= Donald Reilly =

American cartoonist

Donald Reilly (November 11, 1933 – June 18, 2006) was a cartoonist best known for his long association with The New Yorker magazine. His style of drawing was to sketch quickly to achieve a feeling of spontaneity and to use his cartoons to make a social commentary on the times. Interviewed for the 1975 book, The Art in Cartooning, Reilly said, "The essence of the so-called 'gag' cartoon is its simplicity and directness."

==Formative years and family==
Donald William Reilly was born in Scranton, Pennsylvania on November 11, 1933, and began drawing for The New Yorker in 1964. Inspired by the animated fantasy film, Gulliver's Travels, he began to draw at the age of five. A trumpet student in high school, he became a lifelong jazz enthusiast who performed for weddings and parties as an adult when not working at his day job as a cartoon artist. After earning his Bachelor's degree in English at Muhlenberg College in Allentown in 1955, he enlisted in the United States Navy and served until 1957. He then earned his art certificate from Cooper Union in New York City in 1963.
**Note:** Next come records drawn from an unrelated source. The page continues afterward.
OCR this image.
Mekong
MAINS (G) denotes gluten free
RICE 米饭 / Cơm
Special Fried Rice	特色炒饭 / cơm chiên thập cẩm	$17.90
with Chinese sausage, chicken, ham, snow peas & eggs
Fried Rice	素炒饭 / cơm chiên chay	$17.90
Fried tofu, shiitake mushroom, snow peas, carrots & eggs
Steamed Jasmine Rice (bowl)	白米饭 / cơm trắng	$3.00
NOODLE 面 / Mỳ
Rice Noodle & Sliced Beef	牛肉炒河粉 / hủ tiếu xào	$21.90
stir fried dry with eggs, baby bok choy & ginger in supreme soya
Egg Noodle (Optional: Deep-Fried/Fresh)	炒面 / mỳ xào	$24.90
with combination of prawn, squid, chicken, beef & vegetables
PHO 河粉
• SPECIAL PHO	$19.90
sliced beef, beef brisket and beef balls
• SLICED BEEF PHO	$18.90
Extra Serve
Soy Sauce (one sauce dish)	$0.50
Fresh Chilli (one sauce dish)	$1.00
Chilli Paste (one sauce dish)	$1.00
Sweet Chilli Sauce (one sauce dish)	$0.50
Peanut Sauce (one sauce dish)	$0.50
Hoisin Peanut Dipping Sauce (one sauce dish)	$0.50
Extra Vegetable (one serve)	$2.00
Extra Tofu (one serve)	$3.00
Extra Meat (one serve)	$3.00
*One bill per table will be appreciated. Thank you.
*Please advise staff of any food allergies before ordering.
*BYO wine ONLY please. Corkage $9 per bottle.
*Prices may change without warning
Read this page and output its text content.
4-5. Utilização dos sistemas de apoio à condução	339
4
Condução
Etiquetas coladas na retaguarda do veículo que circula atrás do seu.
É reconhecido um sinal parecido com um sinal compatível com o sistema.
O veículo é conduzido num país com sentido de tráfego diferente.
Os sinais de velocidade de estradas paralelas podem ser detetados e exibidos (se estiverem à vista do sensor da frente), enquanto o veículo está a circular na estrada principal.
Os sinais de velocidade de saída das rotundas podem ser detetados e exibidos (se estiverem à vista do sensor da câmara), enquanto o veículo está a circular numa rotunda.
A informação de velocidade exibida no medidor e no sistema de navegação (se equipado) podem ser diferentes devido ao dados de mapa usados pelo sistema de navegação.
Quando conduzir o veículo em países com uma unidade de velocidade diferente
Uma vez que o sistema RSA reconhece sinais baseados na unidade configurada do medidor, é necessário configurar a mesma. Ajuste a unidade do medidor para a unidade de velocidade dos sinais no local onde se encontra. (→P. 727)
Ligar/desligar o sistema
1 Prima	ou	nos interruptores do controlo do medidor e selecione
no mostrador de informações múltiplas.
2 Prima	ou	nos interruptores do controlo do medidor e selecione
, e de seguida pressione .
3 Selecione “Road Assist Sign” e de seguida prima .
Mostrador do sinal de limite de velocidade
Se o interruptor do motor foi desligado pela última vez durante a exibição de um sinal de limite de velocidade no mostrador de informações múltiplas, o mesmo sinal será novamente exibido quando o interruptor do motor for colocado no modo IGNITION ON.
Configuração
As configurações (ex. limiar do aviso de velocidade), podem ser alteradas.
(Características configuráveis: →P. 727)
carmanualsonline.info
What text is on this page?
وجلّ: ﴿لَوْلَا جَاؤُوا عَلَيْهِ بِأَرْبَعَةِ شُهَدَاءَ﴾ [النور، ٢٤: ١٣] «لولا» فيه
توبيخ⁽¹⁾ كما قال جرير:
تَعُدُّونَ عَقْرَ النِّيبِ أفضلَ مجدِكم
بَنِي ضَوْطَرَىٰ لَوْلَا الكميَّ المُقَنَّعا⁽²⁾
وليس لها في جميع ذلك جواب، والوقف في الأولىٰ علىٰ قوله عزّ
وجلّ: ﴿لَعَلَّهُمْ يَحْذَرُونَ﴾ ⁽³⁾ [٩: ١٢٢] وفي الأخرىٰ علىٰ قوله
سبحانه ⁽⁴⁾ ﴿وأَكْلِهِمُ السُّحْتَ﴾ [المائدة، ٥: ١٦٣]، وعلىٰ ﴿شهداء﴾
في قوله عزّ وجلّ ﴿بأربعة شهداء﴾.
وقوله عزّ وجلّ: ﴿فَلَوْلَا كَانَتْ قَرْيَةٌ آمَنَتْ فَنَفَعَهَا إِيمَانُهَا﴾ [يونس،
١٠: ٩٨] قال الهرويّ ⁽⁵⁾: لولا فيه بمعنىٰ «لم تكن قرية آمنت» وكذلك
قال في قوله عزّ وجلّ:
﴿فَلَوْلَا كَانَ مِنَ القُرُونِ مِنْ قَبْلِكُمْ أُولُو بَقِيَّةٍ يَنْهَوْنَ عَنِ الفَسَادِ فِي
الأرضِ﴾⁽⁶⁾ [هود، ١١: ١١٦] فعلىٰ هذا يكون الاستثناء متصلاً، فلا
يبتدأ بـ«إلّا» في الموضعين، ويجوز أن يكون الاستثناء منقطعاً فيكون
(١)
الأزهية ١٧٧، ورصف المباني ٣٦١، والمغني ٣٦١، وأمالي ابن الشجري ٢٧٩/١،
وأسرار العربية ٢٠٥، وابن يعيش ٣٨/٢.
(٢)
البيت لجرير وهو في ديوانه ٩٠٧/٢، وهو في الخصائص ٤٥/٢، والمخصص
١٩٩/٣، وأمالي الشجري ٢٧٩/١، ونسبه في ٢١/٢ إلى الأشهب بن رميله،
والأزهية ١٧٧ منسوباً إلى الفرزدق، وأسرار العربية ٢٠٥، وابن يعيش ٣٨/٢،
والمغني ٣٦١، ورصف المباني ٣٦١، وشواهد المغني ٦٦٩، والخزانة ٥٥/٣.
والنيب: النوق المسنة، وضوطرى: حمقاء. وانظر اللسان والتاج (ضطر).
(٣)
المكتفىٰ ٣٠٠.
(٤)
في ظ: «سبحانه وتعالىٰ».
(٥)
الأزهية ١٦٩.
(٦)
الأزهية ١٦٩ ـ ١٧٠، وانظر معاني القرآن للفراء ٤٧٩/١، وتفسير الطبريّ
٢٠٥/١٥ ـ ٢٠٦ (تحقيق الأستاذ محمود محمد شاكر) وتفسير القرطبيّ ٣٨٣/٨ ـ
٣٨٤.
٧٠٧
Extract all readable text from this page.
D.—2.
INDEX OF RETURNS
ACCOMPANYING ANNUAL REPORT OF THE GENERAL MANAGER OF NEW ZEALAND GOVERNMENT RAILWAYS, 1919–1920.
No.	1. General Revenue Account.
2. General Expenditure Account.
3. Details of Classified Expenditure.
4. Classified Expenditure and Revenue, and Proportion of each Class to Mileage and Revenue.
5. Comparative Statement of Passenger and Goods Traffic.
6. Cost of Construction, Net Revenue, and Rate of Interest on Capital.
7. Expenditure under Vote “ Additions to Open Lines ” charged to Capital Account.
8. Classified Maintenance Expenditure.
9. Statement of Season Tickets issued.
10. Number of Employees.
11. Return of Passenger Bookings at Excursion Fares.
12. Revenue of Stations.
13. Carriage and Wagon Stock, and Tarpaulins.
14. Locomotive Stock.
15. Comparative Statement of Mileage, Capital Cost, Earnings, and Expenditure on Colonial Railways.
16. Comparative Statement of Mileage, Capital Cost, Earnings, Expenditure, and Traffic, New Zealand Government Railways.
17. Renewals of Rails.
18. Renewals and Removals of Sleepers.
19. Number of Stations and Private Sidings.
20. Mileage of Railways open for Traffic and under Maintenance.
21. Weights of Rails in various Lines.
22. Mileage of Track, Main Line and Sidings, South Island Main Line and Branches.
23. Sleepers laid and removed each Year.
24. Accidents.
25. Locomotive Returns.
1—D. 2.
His second wife was Kathleen (Collins) Reilly.

==Career==
Reilly created 1,107 cartoons and sixteen front page covers for The New Yorker magazine. His work had also appeared in Collier's, the Harvard Business Review, Look, Mad, and Playboy.

In 1984, the town council of Garrett Park, Maryland voted to install a sign on a troublesome intersection, with the text "At Least Slow Down (formerly STOP)" (based on one of Reilly's New Yorker cartoons).

==Death==
Reilly died from cancer at the age of seventy-two in Norwalk, Connecticut on June 18, 2006.